Berlin-based home-cleaning service Helpling pursued serious discussions to acquire its troubled U.S.-based rival Homejoy, but decided last month not to pursue an acquisition after getting a close look at the company’s financials, according to a source familiar with the negotiations.

Word of the talks is the latest sign that San Francisco-based Homejoy may be in trouble and looking for an exit of some kind.

Just 18 months ago the company, founded by the brother-sister team of Aaron and Adora Cheung, appeared to be on the road to an IPO after it raised $38 million to tackle the suddenly white-hot home cleaning market.

Even last fall, Homejoy was talking up its plans to move into international markets in Paris, Munich, and Hamburg, after setting up shop in London and Berlin earlier in 2014.

But the competition among startups that let people book home-cleaning services online has become fierce. Just in the past year, the U.K.’s Hassle.com raised $6 million in financing. And services that provide a wider range of home improvement services — like Seattle’s Porch.com, which raised $65 million earlier this year — have expanded into home cleaning booking as well.

Amid this tough landscape a few months ago, Homejoy pulled out of Canada and France. And then earlier this year, the company’s chief financial and chief operating officers left.

Earlier this week, TechCrunch reported that San Francisco-based Handy is in talks to acquire Homejoy. But apparently Handy is taking a run after Helpling walked away from a deal, according to a source.

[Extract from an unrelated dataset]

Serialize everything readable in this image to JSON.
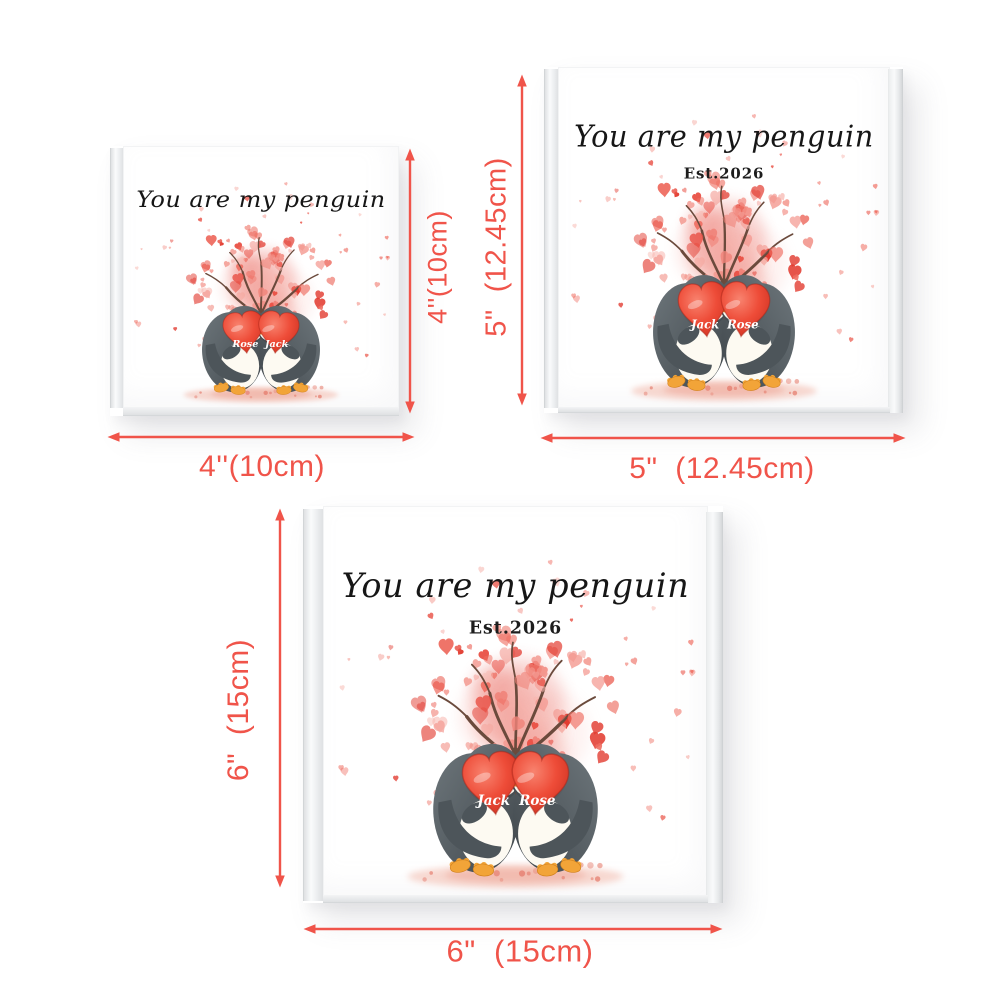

Helpling emerged from Rocket Internet’s German startup factory last year and has been on a tear ever since. In just over a year, the company has expanded to 200 cities in Austria, France, Germany, Netherlands, Spain, Italy, Sweden, Canada, Brazil, Singapore, Dubai, and Australia.

Along the way, Helpling acquired German rivals CleanAgents and Familienhelfer, as well as Singapore’s Spickify, for undisclosed sums. In addition, Helpling raised $17 million in venture capital in December and another round of $45 million in March.

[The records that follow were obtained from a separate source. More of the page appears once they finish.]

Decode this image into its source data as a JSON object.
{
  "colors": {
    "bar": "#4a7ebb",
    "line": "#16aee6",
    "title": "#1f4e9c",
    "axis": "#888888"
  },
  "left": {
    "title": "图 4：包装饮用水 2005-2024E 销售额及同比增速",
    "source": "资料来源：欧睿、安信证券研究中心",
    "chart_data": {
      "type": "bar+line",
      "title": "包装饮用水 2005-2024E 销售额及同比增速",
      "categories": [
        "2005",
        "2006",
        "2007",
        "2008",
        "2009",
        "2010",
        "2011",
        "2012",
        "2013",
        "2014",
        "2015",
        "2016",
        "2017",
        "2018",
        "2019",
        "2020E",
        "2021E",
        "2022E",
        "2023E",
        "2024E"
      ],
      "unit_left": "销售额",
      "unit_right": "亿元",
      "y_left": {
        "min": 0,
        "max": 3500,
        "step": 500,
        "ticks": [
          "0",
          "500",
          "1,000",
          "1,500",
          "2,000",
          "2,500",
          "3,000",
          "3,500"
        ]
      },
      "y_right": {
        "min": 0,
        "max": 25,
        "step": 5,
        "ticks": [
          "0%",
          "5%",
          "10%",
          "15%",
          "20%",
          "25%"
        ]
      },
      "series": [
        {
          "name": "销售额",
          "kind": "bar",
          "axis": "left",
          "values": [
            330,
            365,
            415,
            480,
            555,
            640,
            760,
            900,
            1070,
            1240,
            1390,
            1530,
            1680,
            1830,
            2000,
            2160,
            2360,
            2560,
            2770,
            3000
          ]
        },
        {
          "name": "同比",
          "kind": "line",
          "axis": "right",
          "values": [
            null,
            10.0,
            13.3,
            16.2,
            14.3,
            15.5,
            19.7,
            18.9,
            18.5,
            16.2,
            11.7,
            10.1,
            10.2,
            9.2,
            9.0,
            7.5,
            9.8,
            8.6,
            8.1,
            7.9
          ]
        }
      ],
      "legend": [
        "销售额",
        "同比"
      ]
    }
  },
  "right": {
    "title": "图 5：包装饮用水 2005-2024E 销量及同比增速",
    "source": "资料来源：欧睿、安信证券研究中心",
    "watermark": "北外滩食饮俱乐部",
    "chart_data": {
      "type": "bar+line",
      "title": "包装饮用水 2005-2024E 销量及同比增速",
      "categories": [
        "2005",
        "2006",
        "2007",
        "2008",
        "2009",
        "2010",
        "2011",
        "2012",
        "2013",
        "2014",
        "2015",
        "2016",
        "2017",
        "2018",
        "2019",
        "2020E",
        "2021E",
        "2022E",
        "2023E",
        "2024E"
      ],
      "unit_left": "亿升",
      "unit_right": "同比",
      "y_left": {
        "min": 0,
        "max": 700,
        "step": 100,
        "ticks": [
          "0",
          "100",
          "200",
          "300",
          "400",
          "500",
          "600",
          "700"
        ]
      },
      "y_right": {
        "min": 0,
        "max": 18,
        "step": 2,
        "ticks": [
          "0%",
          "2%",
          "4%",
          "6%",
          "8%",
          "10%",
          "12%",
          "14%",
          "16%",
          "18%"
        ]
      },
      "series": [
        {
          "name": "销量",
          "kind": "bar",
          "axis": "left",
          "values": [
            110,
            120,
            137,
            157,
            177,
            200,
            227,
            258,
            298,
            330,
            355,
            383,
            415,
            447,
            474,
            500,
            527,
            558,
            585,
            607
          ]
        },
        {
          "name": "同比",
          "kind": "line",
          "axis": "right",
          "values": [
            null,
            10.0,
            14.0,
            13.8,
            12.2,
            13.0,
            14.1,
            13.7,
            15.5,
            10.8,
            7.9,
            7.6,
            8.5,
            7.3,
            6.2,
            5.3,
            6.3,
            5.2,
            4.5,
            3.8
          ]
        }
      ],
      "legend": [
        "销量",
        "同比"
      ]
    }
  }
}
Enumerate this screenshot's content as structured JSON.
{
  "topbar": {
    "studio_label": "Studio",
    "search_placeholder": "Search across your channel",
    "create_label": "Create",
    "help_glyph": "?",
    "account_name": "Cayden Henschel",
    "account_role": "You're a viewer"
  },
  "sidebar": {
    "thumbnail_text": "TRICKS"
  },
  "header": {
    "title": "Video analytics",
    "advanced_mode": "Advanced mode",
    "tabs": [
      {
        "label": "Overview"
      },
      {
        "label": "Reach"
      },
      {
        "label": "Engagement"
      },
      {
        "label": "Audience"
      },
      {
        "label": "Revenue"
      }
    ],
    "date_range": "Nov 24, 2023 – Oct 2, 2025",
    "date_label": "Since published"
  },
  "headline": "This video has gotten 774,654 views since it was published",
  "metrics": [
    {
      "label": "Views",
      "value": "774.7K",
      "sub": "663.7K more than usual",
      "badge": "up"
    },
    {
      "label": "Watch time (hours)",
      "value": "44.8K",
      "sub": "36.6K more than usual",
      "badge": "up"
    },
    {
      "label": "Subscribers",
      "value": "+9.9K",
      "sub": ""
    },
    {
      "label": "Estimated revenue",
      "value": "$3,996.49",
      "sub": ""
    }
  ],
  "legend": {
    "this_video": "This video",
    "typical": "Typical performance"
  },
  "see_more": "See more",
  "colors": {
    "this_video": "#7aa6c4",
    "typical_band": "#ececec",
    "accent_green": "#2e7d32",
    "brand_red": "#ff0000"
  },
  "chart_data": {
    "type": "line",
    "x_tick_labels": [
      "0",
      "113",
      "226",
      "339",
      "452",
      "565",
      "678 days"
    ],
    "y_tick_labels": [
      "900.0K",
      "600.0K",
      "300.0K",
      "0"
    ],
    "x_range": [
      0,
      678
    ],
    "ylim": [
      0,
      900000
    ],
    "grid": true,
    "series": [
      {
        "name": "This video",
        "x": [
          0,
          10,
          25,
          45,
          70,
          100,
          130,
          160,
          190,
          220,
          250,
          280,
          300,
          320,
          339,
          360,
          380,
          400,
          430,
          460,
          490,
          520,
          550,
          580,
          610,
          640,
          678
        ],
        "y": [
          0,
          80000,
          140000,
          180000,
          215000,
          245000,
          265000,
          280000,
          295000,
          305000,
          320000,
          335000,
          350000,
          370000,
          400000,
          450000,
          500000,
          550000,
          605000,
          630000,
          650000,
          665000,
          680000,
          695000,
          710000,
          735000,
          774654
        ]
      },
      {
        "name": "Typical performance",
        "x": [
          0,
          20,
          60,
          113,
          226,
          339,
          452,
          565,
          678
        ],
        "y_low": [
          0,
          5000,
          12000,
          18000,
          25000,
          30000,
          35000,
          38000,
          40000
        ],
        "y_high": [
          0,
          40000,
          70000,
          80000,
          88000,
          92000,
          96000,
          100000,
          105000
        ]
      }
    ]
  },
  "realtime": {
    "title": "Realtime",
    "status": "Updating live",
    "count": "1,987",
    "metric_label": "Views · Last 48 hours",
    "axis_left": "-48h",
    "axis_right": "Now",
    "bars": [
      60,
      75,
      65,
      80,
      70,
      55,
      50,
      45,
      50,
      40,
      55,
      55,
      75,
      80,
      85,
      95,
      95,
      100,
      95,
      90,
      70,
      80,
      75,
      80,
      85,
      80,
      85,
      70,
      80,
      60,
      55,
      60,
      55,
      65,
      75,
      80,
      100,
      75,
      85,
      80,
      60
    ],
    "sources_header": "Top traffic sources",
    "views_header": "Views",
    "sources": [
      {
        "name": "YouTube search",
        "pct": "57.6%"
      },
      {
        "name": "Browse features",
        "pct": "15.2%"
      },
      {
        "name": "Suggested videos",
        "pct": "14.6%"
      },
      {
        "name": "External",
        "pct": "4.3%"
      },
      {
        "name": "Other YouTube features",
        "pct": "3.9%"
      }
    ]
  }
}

With ambitions that are clearly global, it makes sense that Helpling would take a hard look at Homejoy as a way to enter the U.S. market.

The source described the talks between Helpling and Homejoy as being in “advanced stages.” But after closely examining Homejoy’s financials, and considering the latter’s decision to close down in Canada, the deal didn’t seem as attractive, according to the source.

A spokesperson for Homejoy has not responded to a request for comment. A Helpling spokesman declined to comment.